The Swiss National Bank's sudden decision to abandon its three-year-old cap on the franc - the "cornerstone" of its monetary policy just three days before - led to the biggest one-day move in major exchange rates in the post-1973 floating rates era. To some it was a warning sign of other U-turns, mishaps and possible failures by central banks still ahead, outcomes not fully appreciated by long-becalmed markets.
For decades the power of currency printing presses has held markets in thrall. "Don't fight the Fed" and all its international variations has been a devout belief among financial traders.
Even after the failure of Alan Greenspan's Federal Reserve to spot and headoff one of the biggest credit booms and busts in history, the ability of the Fed, Bank of England, Bank of Japan, European Central Bank and others to flood their money supply to ease the fallout helped anaesthetise fractious markets.
The subsequent waves of cheap credit, currency fixes and "quantitative easing" drove down borrowing rates and erased volatility.
The demonstrations of central bank might culminated in ECB chief Mario Draghi's declaration in 2012 that he would do "whatever it takes" to save the euro. In the face of the power of the money printing press, speculation became pointless.
So much so that one of the biggest conundrums of recent years became the persistently low implied volatility in markets even in the face of outsized economic, political and policy risks. Not everyone was pleased by the complacency.
"Monetary methadone was the best of no choice but we have become addicted to cheap money everywhere and, somehow, that central bankers are prophetic," Nigel Wilson, chief executive of UK insurer Legal & General told Reuters last week as he bemoaned the track record of central banks over many years.
The first cracks appeared last summer, when it became clear the Fed was turning off the printing presses even as counterparts in Europe and Japan were still cranking up theirs.

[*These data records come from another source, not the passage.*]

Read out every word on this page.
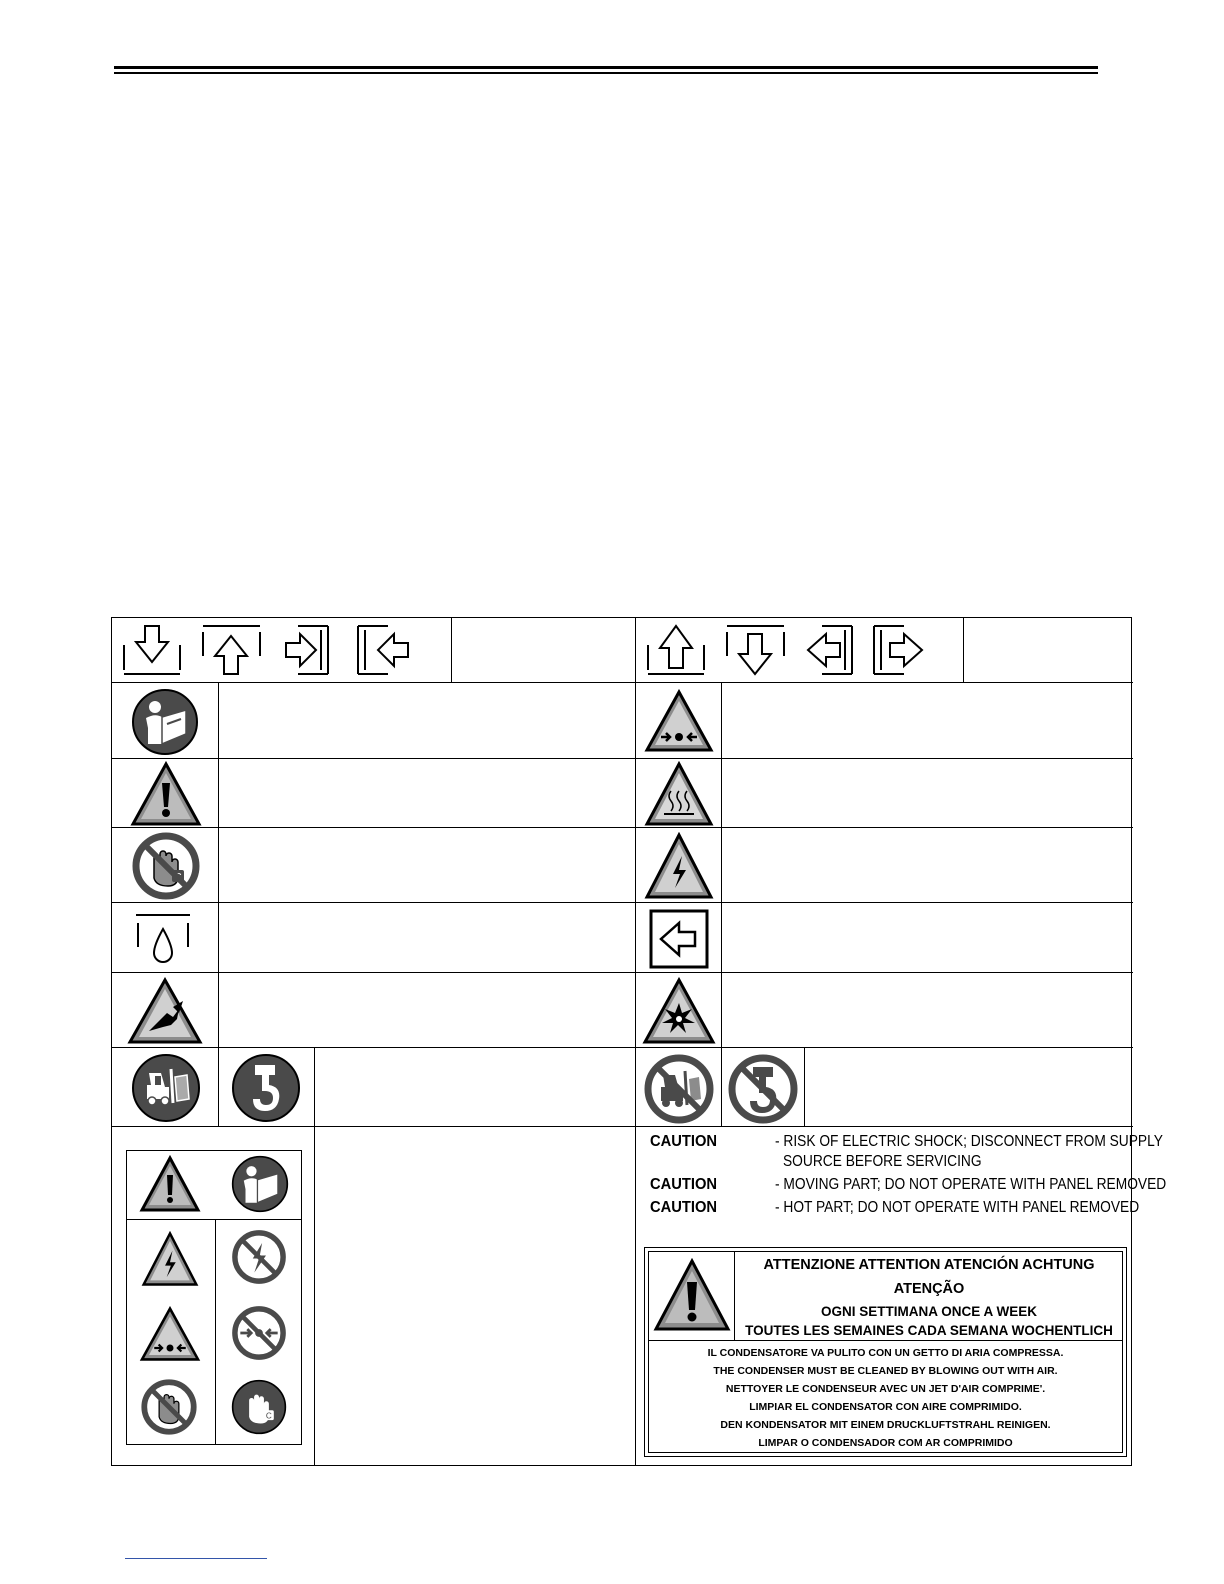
C
CAUTION	- RISK OF ELECTRIC SHOCK; DISCONNECT FROM SUPPLY
SOURCE BEFORE SERVICING
CAUTION	- MOVING PART; DO NOT OPERATE WITH PANEL REMOVED
CAUTION	- HOT PART; DO NOT OPERATE WITH PANEL REMOVED
ATTENZIONE ATTENTION ATENCIÓN ACHTUNG
ATENÇÃO
OGNI SETTIMANA ONCE A WEEK
TOUTES LES SEMAINES CADA SEMANA WOCHENTLICH
IL CONDENSATORE VA PULITO CON UN GETTO DI ARIA COMPRESSA.
THE CONDENSER MUST BE CLEANED BY BLOWING OUT WITH AIR.
NETTOYER LE CONDENSEUR AVEC UN JET D'AIR COMPRIME'.
LIMPIAR EL CONDENSATOR CON AIRE COMPRIMIDO.
DEN KONDENSATOR MIT EINEM DRUCKLUFTSTRAHL REINIGEN.
LIMPAR O CONDENSADOR COM AR COMPRIMIDO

The idea the world's largest economy was about to suck dollars back out of the world just as others were pumping in euros and yen sent once-steady exchange rates lurching. The power of the central banks was as daunting as ever, but no longer such a reassuring and calming influence.
THUNDERBOLT
Last week's thunderbolt from the Swiss authorities went further by calling into question whether central banks are as committed to their policies as they purport to be.

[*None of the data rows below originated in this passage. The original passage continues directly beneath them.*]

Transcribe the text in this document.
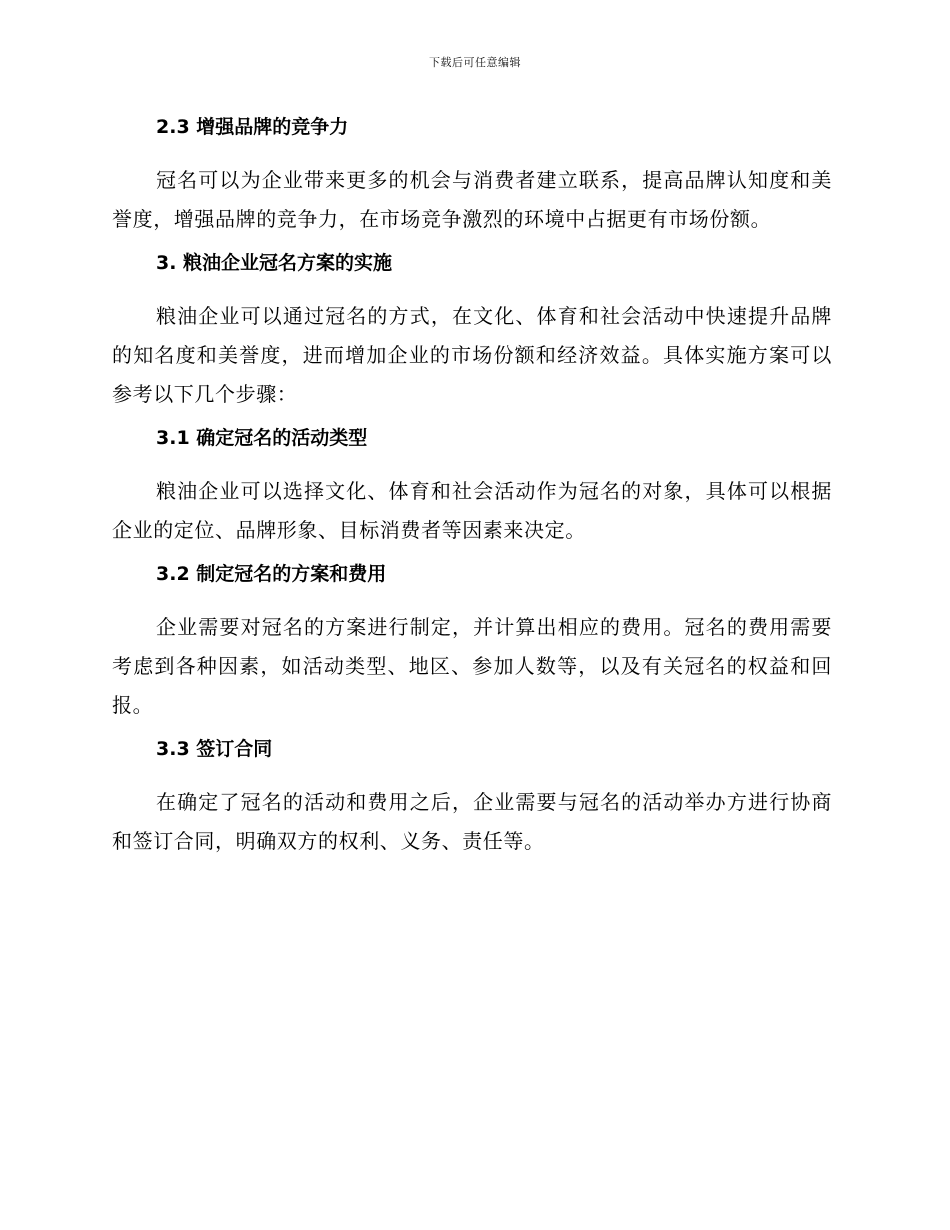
下载后可任意编辑
2.3 增强品牌的竞争力

冠名可以为企业带来更多的机会与消费者建立联系，提高品牌认知度和美誉度，增强品牌的竞争力，在市场竞争激烈的环境中占据更有市场份额。

3. 粮油企业冠名方案的实施

粮油企业可以通过冠名的方式，在文化、体育和社会活动中快速提升品牌的知名度和美誉度，进而增加企业的市场份额和经济效益。具体实施方案可以参考以下几个步骤：

3.1 确定冠名的活动类型

粮油企业可以选择文化、体育和社会活动作为冠名的对象，具体可以根据企业的定位、品牌形象、目标消费者等因素来决定。

3.2 制定冠名的方案和费用

企业需要对冠名的方案进行制定，并计算出相应的费用。冠名的费用需要考虑到各种因素，如活动类型、地区、参加人数等，以及有关冠名的权益和回报。

3.3 签订合同

在确定了冠名的活动和费用之后，企业需要与冠名的活动举办方进行协商和签订合同，明确双方的权利、义务、责任等。
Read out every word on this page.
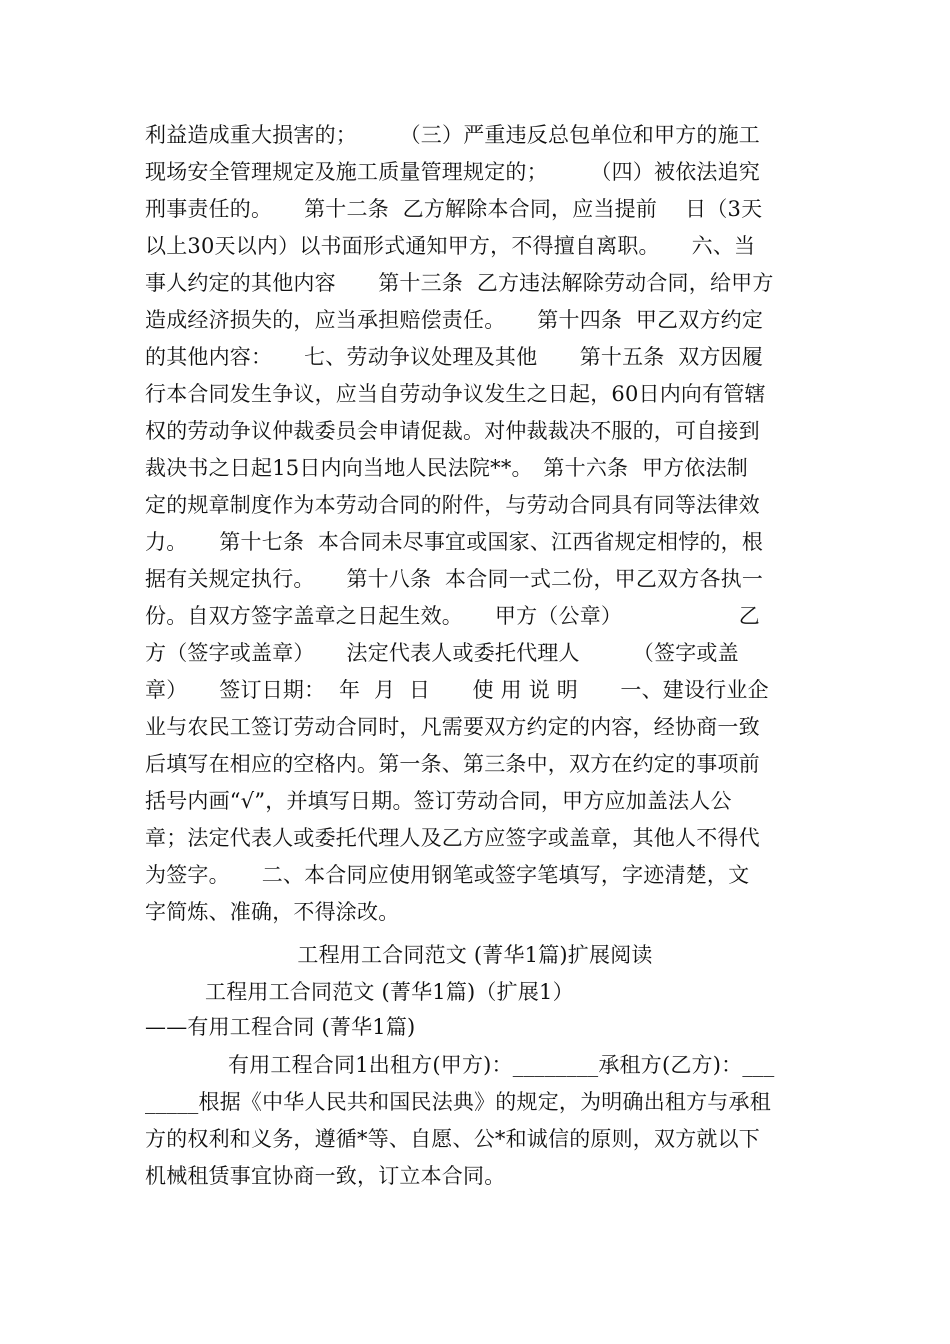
利益造成重大损害的；　　　（三）严重违反总包单位和甲方的施工
现场安全管理规定及施工质量管理规定的；　　　（四）被依法追究
刑事责任的。　　第十二条  乙方解除本合同，应当提前　 日（3天
以上30天以内）以书面形式通知甲方，不得擅自离职。　　六、当
事人约定的其他内容　　第十三条  乙方违法解除劳动合同，给甲方
造成经济损失的，应当承担赔偿责任。　　第十四条  甲乙双方约定
的其他内容：　　七、劳动争议处理及其他　　第十五条  双方因履
行本合同发生争议，应当自劳动争议发生之日起，60日内向有管辖
权的劳动争议仲裁委员会申请促裁。对仲裁裁决不服的，可自接到
裁决书之日起15日内向当地人民法院**。　第十六条  甲方依法制
定的规章制度作为本劳动合同的附件，与劳动合同具有同等法律效
力。　　第十七条  本合同未尽事宜或国家、江西省规定相悖的，根
据有关规定执行。　　第十八条  本合同一式二份，甲乙双方各执一
份。自双方签字盖章之日起生效。　　甲方（公章）　　　　　　乙
方（签字或盖章）　　法定代表人或委托代理人　　　（签字或盖
章）　　签订日期：  年  月  日　　使 用 说 明　　一、建设行业企
业与农民工签订劳动合同时，凡需要双方约定的内容，经协商一致
后填写在相应的空格内。第一条、第三条中，双方在约定的事项前
括号内画“√”，并填写日期。签订劳动合同，甲方应加盖法人公
章；法定代表人或委托代理人及乙方应签字或盖章，其他人不得代
为签字。　　二、本合同应使用钢笔或签字笔填写，字迹清楚，文
字简炼、准确，不得涂改。
工程用工合同范文 (菁华1篇)扩展阅读
工程用工合同范文 (菁华1篇)（扩展1）
——有用工程合同 (菁华1篇)
有用工程合同1出租方(甲方)：________承租方(乙方)：___
_____根据《中华人民共和国民法典》的规定，为明确出租方与承租
方的权利和义务，遵循*等、自愿、公*和诚信的原则，双方就以下
机械租赁事宜协商一致，订立本合同。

The SNB may simply have tried to pre-empt a flood of euro sales expected after the ECB announces sovereign QE this week. But in allowing 30 percent plus franc appreciation it delivered its ailing economy a harsh blow, which few outsiders saw as unavoidable.

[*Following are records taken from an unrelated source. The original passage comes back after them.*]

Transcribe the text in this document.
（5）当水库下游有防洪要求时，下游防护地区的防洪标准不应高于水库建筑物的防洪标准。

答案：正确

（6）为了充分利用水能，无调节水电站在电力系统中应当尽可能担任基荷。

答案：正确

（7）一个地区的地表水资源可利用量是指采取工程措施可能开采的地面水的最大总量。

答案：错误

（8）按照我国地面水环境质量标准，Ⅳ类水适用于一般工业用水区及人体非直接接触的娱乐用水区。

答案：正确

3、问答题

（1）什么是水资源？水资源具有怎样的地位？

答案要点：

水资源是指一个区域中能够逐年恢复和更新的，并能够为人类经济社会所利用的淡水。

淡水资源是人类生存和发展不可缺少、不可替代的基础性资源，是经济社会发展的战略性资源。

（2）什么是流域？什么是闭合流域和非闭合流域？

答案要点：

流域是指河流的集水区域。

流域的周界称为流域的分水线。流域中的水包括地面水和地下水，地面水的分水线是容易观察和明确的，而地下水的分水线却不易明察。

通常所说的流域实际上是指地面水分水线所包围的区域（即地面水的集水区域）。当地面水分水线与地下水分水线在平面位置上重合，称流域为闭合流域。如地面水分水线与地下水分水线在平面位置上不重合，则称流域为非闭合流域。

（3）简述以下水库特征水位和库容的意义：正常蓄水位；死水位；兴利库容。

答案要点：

And for a major central bank to twice proclaim the virtue of effectively printing Swiss francs at a fixed 1.20 per euro, only to scrap the cap within the week, injects an element of randomness into monetary policymaking not seen for many years.
Can investors now be sure now Denmark's central bank - facing a similar problem of holding a long-standing crown peg to a weakening euro - will hold the line as it repeatedly promises?
Or more immediately, will Draghi stay good to his commitment to do "whatever it takes" to sustain the euro zone and stave off euro deflation? Will he even be there to see it through?
Stephen Jen, manager of the eponymous hedge fund SLJ Macro, reckons the Swiss decision was as much about personalities as the durability of the policy. The expansion of the central bank's balance sheet to date did not leave it way out of whack by comparison with the likes of Singapore, for example.
Jen argues the abandonment of the Swiss franc cap was simply a personal preference of SNB chief Thomas Jordan who had inherited a policy he never liked from predecessor Philipp Hildebrand.
"Perhaps the bigger point here is that central banking is increasingly being driven by the personalities rather than the institutions," Jen said.
Would the Bank of Japan have adopted its last two waves of so-called "quantitative and qualitative easing" without governor Haruhiko Kuroda in charge? Would the Fed have launched three rounds of QE without Ben Bernanke at the helm?
Perhaps a bigger question in a week when the ECB is expected to break considerable political ice by announcing sovereign bond buying for the first time is how central Draghi is personally to the "whatever it takes" phrase he himself made so powerful?
Whatever it takes for Draghi might not be whatever it takes for his successor.
Financial markets, whose bond pricing already doubts the ECB can hit its 2 percent inflation target over the next 10 years, are already starting to pay the price of central bank wavering and lack of cooperation with higher volatility.
"The ECB has a huge task this week to restore confidence and trust in financial markets," said Jaisal Pastakia, investment manager at Heartwood Investment Management. "The ECB's record has been commendable ... but the stakes are getting higher."